When someone stays, don’t constantly test their commitment to staying.  At some point, you just gotta know it for a fact.  This is one that I struggle with.  And this is a struggle that is mine and mine alone.  I can’t expect anyone else to fix it, nor can I expect anyone else to tell me how to fix it.  I have just got to learn it with each person that comes into my life and stays.  But, I really struggle sometimes whether worrying if someone is genuine when they say they’re not leaving me.  For some reason, I doubt them once the commitment is made.  I don’t know why.  I’m sure a psychologist would tell me that this comes from a line of people leaving me before, and trust issues that I have.  I don’t really want to by psychoanalyzed here, nor do I really want to go in-depth here.  But the short and sweet fact is that I struggle with knowing that a person is committed to me, and no matter what happens, they’re standing by me.  This person is in my corner from now on.  I don’t feel like I constantly test whether or not someone will leave me or not…but within the space between my ears, a parade of questions comes marching in from somewhere, wondering if the person is leaving me just because I haven’t heard from them in this amount of time, or because they’re distant, or etc.  Constantly worrying about someone’s presence in your life is a very unhealthy way to live.  Doing so has the ability to suffocate the other person.  I have learned this from relationships in the past, and this time, I am doing my best to combat those militant questions with the facts of how that person has not left thus far, and will not leave.  Don’t make the other person prove to you something over and over again, when they’ve proved it to you in the first place.  At some point, it no longer becomes their problem, but your problem for not accepting that.  It’s suddenly your problem for making them prove to you over and over again, that they’re not going anywhere.  I am doing my best to ensure that the people who have chosen to stay in my life do not have to prove to me why they’re with me, and I am doing my best to simply accept the gift of what they are to me and all that they bring to my life simply because they’ve chosen me.  

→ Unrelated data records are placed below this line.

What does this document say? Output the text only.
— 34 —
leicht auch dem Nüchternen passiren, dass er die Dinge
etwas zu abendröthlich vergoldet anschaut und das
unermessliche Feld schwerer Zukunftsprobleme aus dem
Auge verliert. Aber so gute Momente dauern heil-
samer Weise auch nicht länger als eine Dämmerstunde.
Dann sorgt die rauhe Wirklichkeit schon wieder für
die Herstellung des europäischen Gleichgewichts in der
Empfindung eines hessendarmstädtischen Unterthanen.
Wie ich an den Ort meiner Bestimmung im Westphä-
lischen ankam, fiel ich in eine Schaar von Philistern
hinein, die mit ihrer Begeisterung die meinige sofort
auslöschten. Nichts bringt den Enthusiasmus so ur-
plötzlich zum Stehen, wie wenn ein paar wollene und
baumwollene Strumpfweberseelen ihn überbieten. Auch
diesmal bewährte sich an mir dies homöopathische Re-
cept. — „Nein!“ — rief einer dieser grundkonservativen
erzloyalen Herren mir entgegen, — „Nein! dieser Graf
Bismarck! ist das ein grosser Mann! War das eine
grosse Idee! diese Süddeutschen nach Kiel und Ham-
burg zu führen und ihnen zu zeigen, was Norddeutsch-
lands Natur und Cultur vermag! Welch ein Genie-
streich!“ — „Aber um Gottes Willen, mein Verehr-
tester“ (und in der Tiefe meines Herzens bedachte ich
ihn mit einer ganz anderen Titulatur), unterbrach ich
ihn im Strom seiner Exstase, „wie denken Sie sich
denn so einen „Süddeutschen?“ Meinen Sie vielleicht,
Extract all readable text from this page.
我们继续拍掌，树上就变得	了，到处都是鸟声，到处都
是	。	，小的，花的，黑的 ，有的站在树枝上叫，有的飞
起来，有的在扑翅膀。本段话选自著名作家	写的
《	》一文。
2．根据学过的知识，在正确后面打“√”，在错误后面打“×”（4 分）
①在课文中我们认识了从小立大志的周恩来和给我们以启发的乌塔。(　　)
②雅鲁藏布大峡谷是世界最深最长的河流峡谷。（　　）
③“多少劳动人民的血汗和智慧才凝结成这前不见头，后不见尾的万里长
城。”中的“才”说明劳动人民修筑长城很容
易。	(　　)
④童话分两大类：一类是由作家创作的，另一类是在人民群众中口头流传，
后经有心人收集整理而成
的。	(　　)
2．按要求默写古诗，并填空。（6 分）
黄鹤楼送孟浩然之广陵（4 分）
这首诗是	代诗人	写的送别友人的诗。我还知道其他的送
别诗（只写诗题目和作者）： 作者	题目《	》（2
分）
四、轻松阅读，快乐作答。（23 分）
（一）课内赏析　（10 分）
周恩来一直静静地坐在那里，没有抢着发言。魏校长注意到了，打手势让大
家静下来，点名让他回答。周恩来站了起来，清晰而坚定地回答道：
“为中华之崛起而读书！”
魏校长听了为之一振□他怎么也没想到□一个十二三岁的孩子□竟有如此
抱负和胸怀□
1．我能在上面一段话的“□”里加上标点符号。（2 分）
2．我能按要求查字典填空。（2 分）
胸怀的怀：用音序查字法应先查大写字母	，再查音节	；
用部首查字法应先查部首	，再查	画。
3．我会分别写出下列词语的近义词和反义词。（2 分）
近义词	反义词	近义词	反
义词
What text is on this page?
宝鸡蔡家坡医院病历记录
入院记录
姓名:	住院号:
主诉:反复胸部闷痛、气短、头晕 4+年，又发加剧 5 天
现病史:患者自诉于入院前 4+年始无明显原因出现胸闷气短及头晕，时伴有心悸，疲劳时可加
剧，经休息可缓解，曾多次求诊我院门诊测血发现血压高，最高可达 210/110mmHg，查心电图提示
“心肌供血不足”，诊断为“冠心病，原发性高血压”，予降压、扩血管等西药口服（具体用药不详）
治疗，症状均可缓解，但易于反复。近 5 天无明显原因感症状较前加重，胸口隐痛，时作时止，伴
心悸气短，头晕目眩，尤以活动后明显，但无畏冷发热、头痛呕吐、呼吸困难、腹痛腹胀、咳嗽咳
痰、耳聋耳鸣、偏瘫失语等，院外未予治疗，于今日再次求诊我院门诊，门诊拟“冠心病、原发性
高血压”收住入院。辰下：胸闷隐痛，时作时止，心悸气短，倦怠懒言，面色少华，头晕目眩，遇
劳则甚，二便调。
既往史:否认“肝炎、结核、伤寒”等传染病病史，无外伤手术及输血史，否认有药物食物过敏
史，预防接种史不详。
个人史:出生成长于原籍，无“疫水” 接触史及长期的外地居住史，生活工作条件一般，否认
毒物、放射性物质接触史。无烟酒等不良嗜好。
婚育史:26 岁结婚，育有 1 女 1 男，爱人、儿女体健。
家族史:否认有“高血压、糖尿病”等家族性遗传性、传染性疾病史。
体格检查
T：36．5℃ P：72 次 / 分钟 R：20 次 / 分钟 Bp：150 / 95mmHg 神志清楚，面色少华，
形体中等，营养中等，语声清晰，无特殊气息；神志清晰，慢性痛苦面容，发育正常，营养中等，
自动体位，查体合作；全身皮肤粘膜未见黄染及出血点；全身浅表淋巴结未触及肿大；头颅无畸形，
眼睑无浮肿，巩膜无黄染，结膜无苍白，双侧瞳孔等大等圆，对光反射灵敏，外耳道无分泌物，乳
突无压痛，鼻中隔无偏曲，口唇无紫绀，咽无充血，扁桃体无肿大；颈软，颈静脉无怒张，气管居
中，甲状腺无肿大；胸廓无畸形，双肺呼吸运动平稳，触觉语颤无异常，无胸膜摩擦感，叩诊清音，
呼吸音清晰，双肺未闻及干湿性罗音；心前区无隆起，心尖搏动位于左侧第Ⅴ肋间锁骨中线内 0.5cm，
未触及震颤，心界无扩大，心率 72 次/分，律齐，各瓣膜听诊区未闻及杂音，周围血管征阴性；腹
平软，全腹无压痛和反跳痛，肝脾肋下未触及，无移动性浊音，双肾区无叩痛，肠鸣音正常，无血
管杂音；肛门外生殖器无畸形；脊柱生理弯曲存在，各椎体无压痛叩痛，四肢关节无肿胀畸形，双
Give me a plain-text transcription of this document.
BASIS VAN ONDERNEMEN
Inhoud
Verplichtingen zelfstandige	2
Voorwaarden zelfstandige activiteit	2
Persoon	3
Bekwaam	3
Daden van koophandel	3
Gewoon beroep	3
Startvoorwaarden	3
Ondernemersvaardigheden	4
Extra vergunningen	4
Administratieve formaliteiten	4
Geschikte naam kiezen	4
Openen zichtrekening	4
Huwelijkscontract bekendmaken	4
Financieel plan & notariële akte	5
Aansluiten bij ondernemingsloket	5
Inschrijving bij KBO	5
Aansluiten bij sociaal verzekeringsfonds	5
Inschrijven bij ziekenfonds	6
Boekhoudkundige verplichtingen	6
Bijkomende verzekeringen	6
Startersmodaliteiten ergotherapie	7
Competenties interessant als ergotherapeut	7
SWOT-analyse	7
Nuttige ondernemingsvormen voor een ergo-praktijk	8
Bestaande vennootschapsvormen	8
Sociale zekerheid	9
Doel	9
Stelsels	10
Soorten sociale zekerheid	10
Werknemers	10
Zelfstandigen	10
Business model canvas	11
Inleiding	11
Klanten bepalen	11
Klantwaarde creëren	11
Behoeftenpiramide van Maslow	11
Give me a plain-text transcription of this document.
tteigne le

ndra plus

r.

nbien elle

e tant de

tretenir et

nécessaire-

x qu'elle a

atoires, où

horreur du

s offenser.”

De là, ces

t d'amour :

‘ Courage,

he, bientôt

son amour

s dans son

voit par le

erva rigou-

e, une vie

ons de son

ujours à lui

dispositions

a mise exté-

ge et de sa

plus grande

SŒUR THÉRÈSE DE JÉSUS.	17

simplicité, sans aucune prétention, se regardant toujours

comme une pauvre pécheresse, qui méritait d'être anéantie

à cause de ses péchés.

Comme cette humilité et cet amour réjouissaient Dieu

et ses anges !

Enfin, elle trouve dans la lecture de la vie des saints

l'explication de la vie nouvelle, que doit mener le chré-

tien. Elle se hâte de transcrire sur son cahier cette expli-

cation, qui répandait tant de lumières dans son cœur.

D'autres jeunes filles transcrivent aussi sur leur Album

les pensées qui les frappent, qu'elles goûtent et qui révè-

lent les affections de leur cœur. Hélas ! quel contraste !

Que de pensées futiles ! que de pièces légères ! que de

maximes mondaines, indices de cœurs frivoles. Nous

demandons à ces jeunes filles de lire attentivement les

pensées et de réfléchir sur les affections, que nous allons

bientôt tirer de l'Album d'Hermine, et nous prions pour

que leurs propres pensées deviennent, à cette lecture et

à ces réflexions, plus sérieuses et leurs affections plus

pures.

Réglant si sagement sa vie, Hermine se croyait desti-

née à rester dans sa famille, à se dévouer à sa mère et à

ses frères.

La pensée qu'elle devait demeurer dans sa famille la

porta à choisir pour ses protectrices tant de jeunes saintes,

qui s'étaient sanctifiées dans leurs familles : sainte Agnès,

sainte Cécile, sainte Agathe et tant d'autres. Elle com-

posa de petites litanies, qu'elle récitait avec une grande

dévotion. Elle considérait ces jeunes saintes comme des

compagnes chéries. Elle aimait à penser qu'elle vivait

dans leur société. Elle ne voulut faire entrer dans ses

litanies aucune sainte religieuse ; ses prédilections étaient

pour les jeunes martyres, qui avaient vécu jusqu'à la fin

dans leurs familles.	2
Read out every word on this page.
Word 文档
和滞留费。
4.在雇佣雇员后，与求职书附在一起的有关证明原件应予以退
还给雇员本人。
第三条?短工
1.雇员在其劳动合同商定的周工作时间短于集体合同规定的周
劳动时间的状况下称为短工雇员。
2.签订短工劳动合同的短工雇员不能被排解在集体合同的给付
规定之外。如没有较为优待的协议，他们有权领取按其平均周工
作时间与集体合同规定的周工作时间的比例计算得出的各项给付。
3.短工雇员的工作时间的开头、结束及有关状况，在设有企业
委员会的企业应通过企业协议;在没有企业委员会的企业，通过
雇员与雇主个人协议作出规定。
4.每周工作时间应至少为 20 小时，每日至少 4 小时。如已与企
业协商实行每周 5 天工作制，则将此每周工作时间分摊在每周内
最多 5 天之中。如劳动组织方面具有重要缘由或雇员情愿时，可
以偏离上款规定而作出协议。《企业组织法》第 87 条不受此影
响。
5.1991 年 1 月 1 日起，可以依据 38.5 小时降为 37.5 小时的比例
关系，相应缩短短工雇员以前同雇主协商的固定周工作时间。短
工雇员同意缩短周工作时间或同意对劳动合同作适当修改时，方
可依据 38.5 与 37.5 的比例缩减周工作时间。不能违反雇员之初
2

When people stay, this is when you get to be the most “yourself.”  Let me explain this concept.  Let’s apply this to a friendship.  Say you become friends with someone simply because you both like video games.  Initially, all you two talk about are video games.  Eventually, the conversation will sway to other topics.  And let’s say there’s some divisive issue that the two of you disagree on, but you come to the conclusion that there are plenty of other things that you agree on, and that one issue won’t break your friendship.  As time goes on, and the years pass, you notice that you’ve stopped worrying about what this person will think, because love is acceptance.  You no longer worry about how they’re going to react, or what they’re going to say, they’re simply just going to accept many things about you.  Some things may be a struggle, but at this point, you’re no longer going to be concerned with pulling off a certain type of “image” with them, they get to see you without your makeup, so to speak.  As time passes, they see you at your best, and they see you at your worst.  They see how happy coffee makes you, and they see you when you’re sleep deprived and ill.  You’re no longer trying to be a good person, you’re just yourself.  I love this. I love when I can stop trying to appear cool and they see me for the big nerd I am in reality.  Let them see it all! Go beyond the surface, and talk about the real stuff, the true stuff.  Learn their past, their history, and allow them to study you as well.  This is where a real relationship, a true relationship, a deep relationship….this is where it all begins. 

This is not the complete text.